Tackling loss aversion with Milliman
Most people wouldn’t choose to set up a financial planning business during the global financial crisis. But financial planner Derek Fitzgerald lives the advice he gives clients: it’s time in the market, not timing the market.
“For most people working in financial planning nowadays, the GFC is your worst case scenario,” Fitzgerald, who works at Power2 in Mackay, Queensland, says. “That's what we always reference back to with our advice and model for clients: if another GFC hit tomorrow, this is how you would fare.”
The GFC, which struck in late-2007, halved the value of many major equity markets including the S&P/ASX 200. Even diversified funds weren’t spared. The median superannuation balanced option fell 18.5% over the six-month period between September 2008 to February 2009 according to SuperRatings.
Fitzgerald says it has a major impact on the psyche of investors.
“No one ever complains about getting 8% when they could have got 10%, but they certainly complain about getting negative 10% when a more conservative approach would have lost them a lot less,” he says. “So the upside and downside feelings for clients don't follow a linear relationship.”
This is loss aversion: the way average people feel the pain of losses far more than the pleasure of gains. Older investors who have reached their maximum savings and so have little leeway to weather a market downturn, are particularly loss averse.
But even some younger investors are prone to loss aversion. The ASX Australian Investor Study 2017, which surveyed 4,000 Australian residents, found that four in five young investors (81%) wanted guaranteed or stable investment returns.
A 2007 US study of older investors revealed a more typical result: it found that half of retirees were unwilling to take a 50% chance of losing as little as $10 in exchange for a 50% chance of winning $100. Clearly, the fear of losses hurts more than the pleasure of gains.
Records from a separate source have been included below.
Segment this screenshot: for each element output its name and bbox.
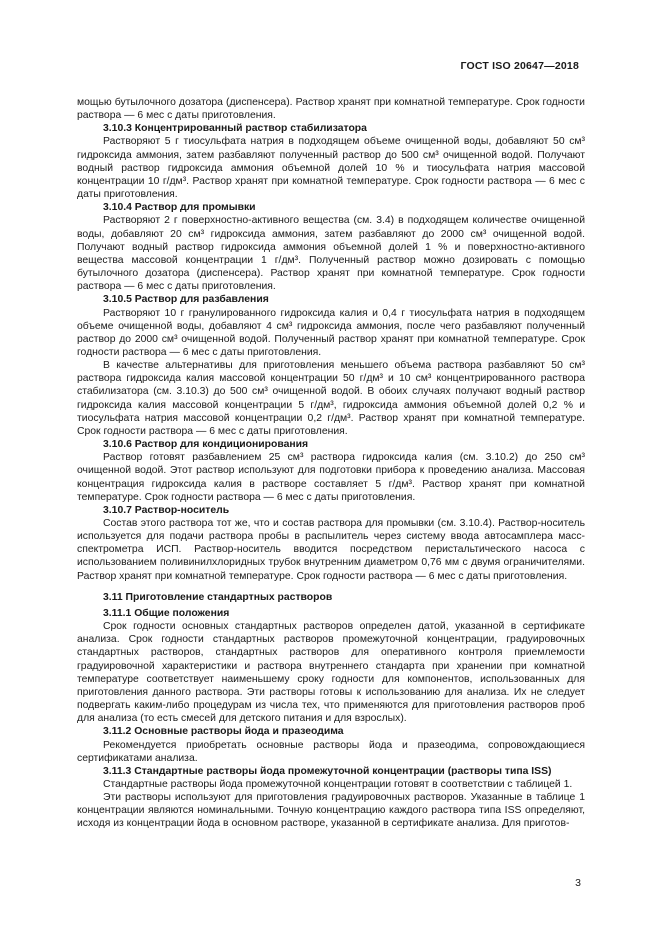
paragraph: Рекомендуется приобретать основные растворы йода и празеодима, сопровождающиеся сертификатами анализа. (77, 739, 585, 764)
subsection-heading: 3.10.7 Раствор-носитель (103, 504, 230, 516)
paragraph: Состав этого раствора тот же, что и состав раствора для промывки (см. 3.10.4). Раствор-носитель используется для подачи раствора пробы в распылитель через систему ввода автосамплера масс-спектрометра ИСП. Раствор-носитель вводится посредством перистальтического насоса с использованием поливинилхлоридных трубок внутренним диаметром 0,76 мм с двумя ограничителями. Раствор хранят при комнатной температуре. Срок годности раствора — 6 мес с даты приготовления. (77, 518, 585, 582)
document-body (77, 96, 585, 831)
subsection-heading: 3.11.2 Основные растворы йода и празеодима (103, 726, 344, 738)
subsection-heading: 3.10.3 Концентрированный раствор стабилизатора (103, 123, 367, 135)
paragraph: Растворяют 10 г гранулированного гидроксида калия и 0,4 г тиосульфата натрия в подходящем объеме очищенной воды, добавляют 4 см³ гидроксида аммония, после чего разбавляют полученный раствор до 2000 см³ очищенной водой. Полученный раствор хранят при комнатной температуре. Срок годности раствора — 6 мес с даты приготовления. (77, 307, 585, 358)
paragraph: Стандартные растворы йода промежуточной концентрации готовят в соответствии с таблицей 1. (103, 778, 573, 790)
paragraph: В качестве альтернативы для приготовления меньшего объема раствора разбавляют 50 см³ раствора гидроксида калия массовой концентрации 50 г/дм³ и 10 см³ концентрированного раствора стабилизатора (см. 3.10.3) до 500 см³ очищенной водой. В обоих случаях получают водный раствор гидроксида калия массовой концентрации 5 г/дм³, гидроксида аммония объемной долей 0,2 % и тиосульфата натрия массовой концентрации 0,2 г/дм³. Раствор хранят при комнатной температуре. Срок годности раствора — 6 мес с даты приготовления. (77, 360, 585, 437)
subsection-heading: 3.10.4 Раствор для промывки (103, 202, 256, 214)
page-number: 3 (575, 877, 581, 889)
standard-header: ГОСТ ISO 20647—2018 (460, 60, 579, 72)
paragraph: Срок годности основных стандартных растворов определен датой, указанной в сертификате анализа. Срок годности стандартных растворов промежуточной концентрации, градуировочных стандартных растворов, стандартных растворов для оперативного контроля приемлемости градуировочной характеристики и раствора внутреннего стандарта при хранении при комнатной температуре соответствует наименьшему сроку годности для компонентов, использованных для приготовления данного раствора. Эти растворы готовы к использованию для анализа. Их не следует подвергать каким-либо процедурам из числа тех, что применяются для приготовления растворов проб для анализа (то есть смесей для детского питания и для взрослых). (77, 621, 585, 725)
paragraph: Эти растворы используют для приготовления градуировочных растворов. Указанные в таблице 1 концентрации являются номинальными. Точную концентрацию каждого раствора типа ISS определяют, исходя из концентрации йода в основном растворе, указанной в сертификате анализа. Для приготов- (77, 792, 585, 830)
subsection-heading: 3.10.5 Раствор для разбавления (103, 294, 269, 306)
subsection-heading: 3.11.3 Стандартные растворы йода промежуточной концентрации (растворы типа ISS) (103, 765, 552, 777)
subsection-heading: 3.11.1 Общие положения (103, 607, 230, 619)
paragraph: Растворяют 2 г поверхностно-активного вещества (см. 3.4) в подходящем количестве очищенной воды, добавляют 20 см³ гидроксида аммония, затем разбавляют до 2000 см³ очищенной водой. Получают водный раствор гидроксида аммония объемной долей 1 % и поверхностно-активного вещества массовой концентрации 1 г/дм³. Полученный раствор можно дозировать с помощью бутылочного дозатора (диспенсера). Раствор хранят при комнатной температуре. Срок годности раствора — 6 мес с даты приготовления. (77, 215, 585, 293)
subsection-heading: 3.10.6 Раствор для кондиционирования (103, 439, 309, 451)
paragraph: мощью бутылочного дозатора (диспенсера). Раствор хранят при комнатной температуре. Срок годности раствора — 6 мес с даты приготовления. (77, 97, 585, 122)
paragraph: Растворяют 5 г тиосульфата натрия в подходящем объеме очищенной воды, добавляют 50 см³ гидроксида аммония, затем разбавляют полученный раствор до 500 см³ очищенной водой. Получают водный раствор гидроксида аммония объемной долей 10 % и тиосульфата натрия массовой концентрации 10 г/дм³. Раствор хранят при комнатной температуре. Срок годности раствора — 6 мес с даты приготовления. (77, 136, 585, 201)
section-heading: 3.11 Приготовление стандартных растворов (103, 591, 333, 603)
paragraph: Раствор готовят разбавлением 25 см³ раствора гидроксида калия (см. 3.10.2) до 250 см³ очищенной водой. Этот раствор используют для подготовки прибора к проведению анализа. Массовая концентрация гидроксида калия в растворе составляет 5 г/дм³. Раствор хранят при комнатной температуре. Срок годности раствора — 6 мес с даты приготовления. (77, 452, 585, 503)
Fitzgerald says the majority of his clients are also approaching retirement.
“The biggest questions are when can I retire, how much can I spend and when am I going to run out of money? A big part of our businesses, is ascertaining the answers to those questions and if the answer is not great, trying to put strategies in place to make those answers a little bit more comforting.”
The answers are not simple and, making it more complex, older investors are often flooded with complex and contradictory information about retirement. Fitzgerald says a lot of the time, clients are worried that they will “lose it all”.
“Statistically, that’s very unlikely unless you have a lot of debt involved. We try to bring that conversation back to ‘you're not going to lose it all but what if it the stock market halves like it did in the GFC?’
“There are two answers to that. One is an asset allocation decision: how much risk to take on? The other is how much risk do we take on within the equity exposure itself – this is where the Milliman strategy comes into play.”
Milliman’s risk overlay allows investors to retain the benefits of potentially higher growth from equities while dampening volatility and providing some protection against capital losses.
The overlay uses exchange-traded futures, which are traded following a rules-based system in direct response to market conditions. When market conditions are more volatile, the level of protection rises, and when markets are benign, the level of protection rises.
This also has the added benefit of helping investors stay the course when market conditions deteriorate. Many investors eventually succumb to poor market conditions and the accompanying media headlines, withdrawing their investments at the worst possible time.
That type of investor behaviour – poor market timing – is largely the reason why the average US investor’s mutual fund return trailed the average mutual fund by an annualized 137 basis points over the past 10 years (5.53% versus 6.90%), according to a recent Morningstar report.
“While the Milliman products in a rising market will give you a lesser return than the naked stock market will, just because of the additional cost there, it's still significantly better than cash and term deposits,” Fitzgerald says.
“We figure that giving up 0.5% or 1% on the upswing in the market is a small price to pay for keeping clients invested throughout the full duration of the market.”
Milliman recently launched the SmartShield range of Managed Accounts’, designed to provide direct protection against market downturns.